I use a variety of media in my work including: drawing, painting and video animation, although it is drawing that serves as the foundation of my practice. I describe micro-worlds where the banality of everyday life is continuously mixed with its surreal dimension; through the invention of imaginary characters, I focus my attention on the so-called “man in the street” and the environments that surround him. With an almost infantile gaze, without prejudice or judgement, my working practice is the elaboration of an ongoing diary that, at times, functions in cycles, but which never ends.

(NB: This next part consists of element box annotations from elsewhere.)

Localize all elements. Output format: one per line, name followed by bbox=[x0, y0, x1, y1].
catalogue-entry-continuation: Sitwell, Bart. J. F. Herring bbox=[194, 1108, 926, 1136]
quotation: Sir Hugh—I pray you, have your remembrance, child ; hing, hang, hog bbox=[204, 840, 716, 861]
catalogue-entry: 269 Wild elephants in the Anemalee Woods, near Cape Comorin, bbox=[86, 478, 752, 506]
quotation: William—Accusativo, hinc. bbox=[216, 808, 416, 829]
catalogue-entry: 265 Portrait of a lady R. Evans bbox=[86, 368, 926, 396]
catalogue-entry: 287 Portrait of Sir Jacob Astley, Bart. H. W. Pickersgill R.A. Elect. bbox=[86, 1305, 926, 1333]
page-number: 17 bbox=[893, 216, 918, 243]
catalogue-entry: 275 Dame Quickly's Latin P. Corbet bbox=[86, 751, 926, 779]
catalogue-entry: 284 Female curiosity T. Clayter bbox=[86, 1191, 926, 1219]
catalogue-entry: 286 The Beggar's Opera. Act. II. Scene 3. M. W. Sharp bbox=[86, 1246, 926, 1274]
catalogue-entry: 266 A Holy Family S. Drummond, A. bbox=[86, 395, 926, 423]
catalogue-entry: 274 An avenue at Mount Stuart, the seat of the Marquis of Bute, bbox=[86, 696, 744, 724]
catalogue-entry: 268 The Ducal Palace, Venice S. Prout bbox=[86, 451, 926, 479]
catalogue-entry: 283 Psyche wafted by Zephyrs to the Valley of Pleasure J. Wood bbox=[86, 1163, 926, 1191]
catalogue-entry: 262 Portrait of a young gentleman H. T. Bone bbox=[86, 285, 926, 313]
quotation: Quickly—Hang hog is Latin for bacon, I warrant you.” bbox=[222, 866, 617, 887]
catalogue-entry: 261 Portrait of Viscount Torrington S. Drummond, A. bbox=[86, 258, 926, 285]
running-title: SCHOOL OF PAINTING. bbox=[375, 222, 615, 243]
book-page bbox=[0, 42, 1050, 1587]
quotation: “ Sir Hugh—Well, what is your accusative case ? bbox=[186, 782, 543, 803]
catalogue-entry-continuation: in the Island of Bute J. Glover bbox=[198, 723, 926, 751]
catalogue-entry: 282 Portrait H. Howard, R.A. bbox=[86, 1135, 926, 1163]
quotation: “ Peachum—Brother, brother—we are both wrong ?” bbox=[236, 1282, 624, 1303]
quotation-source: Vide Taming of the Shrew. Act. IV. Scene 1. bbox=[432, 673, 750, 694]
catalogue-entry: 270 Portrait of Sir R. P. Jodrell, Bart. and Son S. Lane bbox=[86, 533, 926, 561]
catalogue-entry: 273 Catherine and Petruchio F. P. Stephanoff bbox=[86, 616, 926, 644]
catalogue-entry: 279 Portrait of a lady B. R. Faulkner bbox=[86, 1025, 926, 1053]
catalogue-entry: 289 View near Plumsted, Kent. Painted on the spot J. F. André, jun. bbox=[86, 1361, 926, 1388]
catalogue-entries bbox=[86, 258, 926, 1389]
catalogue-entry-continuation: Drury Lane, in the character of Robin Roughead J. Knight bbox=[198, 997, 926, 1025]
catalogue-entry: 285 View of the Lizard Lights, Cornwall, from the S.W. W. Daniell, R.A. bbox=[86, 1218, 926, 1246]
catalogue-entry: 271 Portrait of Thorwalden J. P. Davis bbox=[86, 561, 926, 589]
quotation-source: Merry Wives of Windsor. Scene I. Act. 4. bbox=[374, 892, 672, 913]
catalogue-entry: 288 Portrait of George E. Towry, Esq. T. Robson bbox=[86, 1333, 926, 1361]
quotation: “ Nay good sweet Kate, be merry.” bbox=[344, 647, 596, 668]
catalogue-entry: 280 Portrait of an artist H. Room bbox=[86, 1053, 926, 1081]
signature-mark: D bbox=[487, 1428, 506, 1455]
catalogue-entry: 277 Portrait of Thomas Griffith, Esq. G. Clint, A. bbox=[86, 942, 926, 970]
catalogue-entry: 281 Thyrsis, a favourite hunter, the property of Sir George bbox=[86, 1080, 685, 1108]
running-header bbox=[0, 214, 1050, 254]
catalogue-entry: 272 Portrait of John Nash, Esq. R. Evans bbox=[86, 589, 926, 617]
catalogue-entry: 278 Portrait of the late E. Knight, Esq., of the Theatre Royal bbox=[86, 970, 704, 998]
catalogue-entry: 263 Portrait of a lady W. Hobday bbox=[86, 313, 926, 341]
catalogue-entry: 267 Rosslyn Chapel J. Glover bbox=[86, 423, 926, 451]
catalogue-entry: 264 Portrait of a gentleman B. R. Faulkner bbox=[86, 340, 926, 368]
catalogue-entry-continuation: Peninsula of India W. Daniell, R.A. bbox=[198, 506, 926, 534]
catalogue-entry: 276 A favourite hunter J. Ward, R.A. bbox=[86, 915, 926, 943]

My approach to creating artworks develops from an almost anthropological attention to my surroundings, as I gather images, gestures and encounters that are then elaborated and transformed in my work.
The drawings mirror the imperfection of the characters that I portray, the same physical and mental improvisations. I utilize a style that reflects chance and liberty where gesture and mark making are fundamental, as I willingly accept mistakes as the basic precondition of the human condition.

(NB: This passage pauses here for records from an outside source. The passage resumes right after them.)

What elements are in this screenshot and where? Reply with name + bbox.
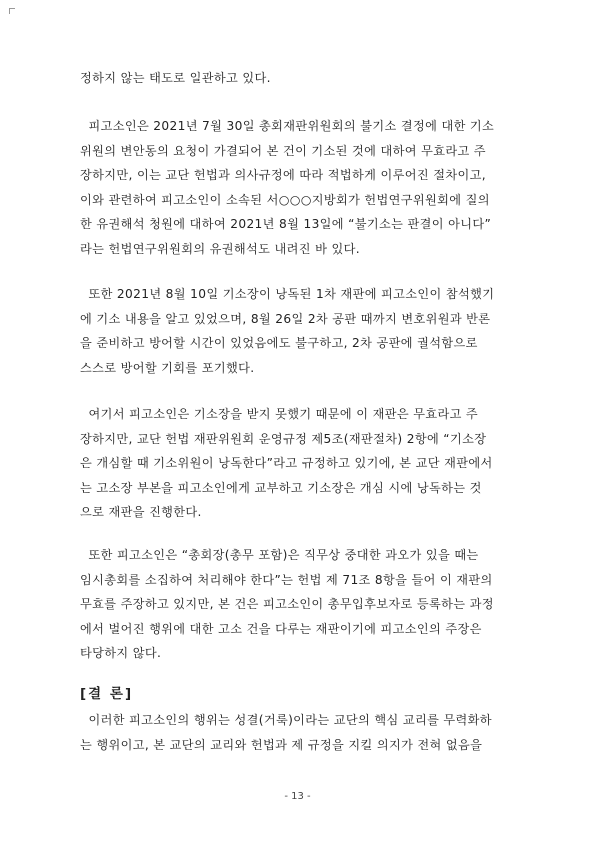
text-line: 무효를 주장하고 있지만, 본 건은 피고소인이 총무입후보자로 등록하는 과정 <box>80 597 494 611</box>
text-line: 에 기소 내용을 알고 있었으며, 8월 26일 2차 공판 때까지 변호위원과 반론 <box>80 311 491 326</box>
text-line: 장하지만, 교단 헌법 재판위원회 운영규정 제5조(재판절차) 2항에 “기소장 <box>80 431 487 446</box>
paragraph-trial-attendance <box>80 282 512 380</box>
text-line: 은 개심할 때 기소위원이 낭독한다”라고 규정하고 있기에, 본 교단 재판에서 <box>80 456 493 470</box>
text-line: 스스로 방어할 기회를 포기했다. <box>80 360 255 375</box>
text-line: 또한 2021년 8월 10일 기소장이 낭독된 1차 재판에 피고소인이 참석했기 <box>80 287 495 301</box>
paragraph-conclusion <box>80 708 512 757</box>
page-number: - 13 - <box>284 791 311 802</box>
text-line: 위원의 변안동의 요청이 가결되어 본 건이 기소된 것에 대하여 무효라고 주 <box>80 143 486 158</box>
paragraph-continuation <box>80 66 512 91</box>
text-line: 이러한 피고소인의 행위는 성결(거룩)이라는 교단의 핵심 교리를 무력화하 <box>80 713 492 727</box>
text-line: 는 고소장 부본을 피고소인에게 교부하고 기소장은 개심 시에 낭독하는 것 <box>80 480 482 495</box>
conclusion-heading: [결 론] <box>80 686 134 702</box>
paragraph-indictment-validity <box>80 114 512 261</box>
text-line: 으로 재판을 진행한다. <box>80 505 202 519</box>
text-line: 정하지 않는 태도로 일관하고 있다. <box>80 71 271 85</box>
paragraph-indictment-reading <box>80 402 512 525</box>
text-line: 타당하지 않다. <box>80 646 162 660</box>
text-line: 에서 벌어진 행위에 대한 고소 건을 다루는 재판이기에 피고소인의 주장은 <box>80 621 482 636</box>
text-line: 을 준비하고 방어할 시간이 있었음에도 불구하고, 2차 공판에 궐석함으로 <box>80 336 478 350</box>
scan-corner-mark <box>9 8 15 14</box>
text-line: 여기서 피고소인은 기소장을 받지 못했기 때문에 이 재판은 무효라고 주 <box>80 407 479 421</box>
text-line: 라는 헌법연구위원회의 유권해석도 내려진 바 있다. <box>80 241 360 256</box>
paragraph-extraordinary-assembly <box>80 543 512 666</box>
text-line: 한 유권해석 청원에 대하여 2021년 8월 13일에 “불기소는 판결이 아니다” <box>80 217 492 231</box>
text-line: 또한 피고소인은 “총회장(총무 포함)은 직무상 중대한 과오가 있을 때는 <box>80 548 479 562</box>
text-line: 피고소인은 2021년 7월 30일 총회재판위원회의 불기소 결정에 대한 기소 <box>80 119 495 133</box>
text-line: 임시총회를 소집하여 처리해야 한다”는 헌법 제 71조 8항을 들어 이 재판의 <box>80 572 493 587</box>
text-line: 장하지만, 이는 교단 헌법과 의사규정에 따라 적법하게 이루어진 절차이고, <box>80 168 486 182</box>
text-line: 이와 관련하여 피고소인이 소속된 서○○○지방회가 헌법연구위원회에 질의 <box>80 192 490 207</box>
text-line: 는 행위이고, 본 교단의 교리와 헌법과 제 규정을 지킬 의지가 전혀 없음을 <box>80 737 483 752</box>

"Muscles," video animation, 1' (2011)
sound by Paul Rudy
"Ristorante Italia," video animation, 4' 30" (2007)
"Hair," video animation, 9" (2009)
All images courtesy Galleria Umberto Di Marino, Naples
Marco Raparelli (b. Roma, 1975; lives and works in Rome) is one of the few in Italy that as an artist has used the style typical of comic illustration to create his own personal style and language. His drawings, paintings and animations are rendered with an apparently sketchy line that ultimately depicts subjects in a truer and more concrete way. These subjects do not “represent” but rather they present themselves to the world and for at least a few seconds everyone can be everybody. His characters stand out with all of their happiness “of being” on the screen or on the white background, in which the landscape of a beach, the corner of a street, a restaurant, or a living room is defined by a few lines. We may use “Pina” and her fiancé, frequently recurring characters in the works of Marco Raparelli, as examples, similar to the ideas expressed by the philosophy of Bruno Munari in his “Pensare confonde le idee” (Thinking confuses the ideas), a significant consideration in the work of Marco Raparelli’s. The world that emerges from his works is a one without a mask, at times melancholy or cynical, at times more dream-like, the outcome depends only upon the point of view of the spectator and on his approach to the fleeting passage of time.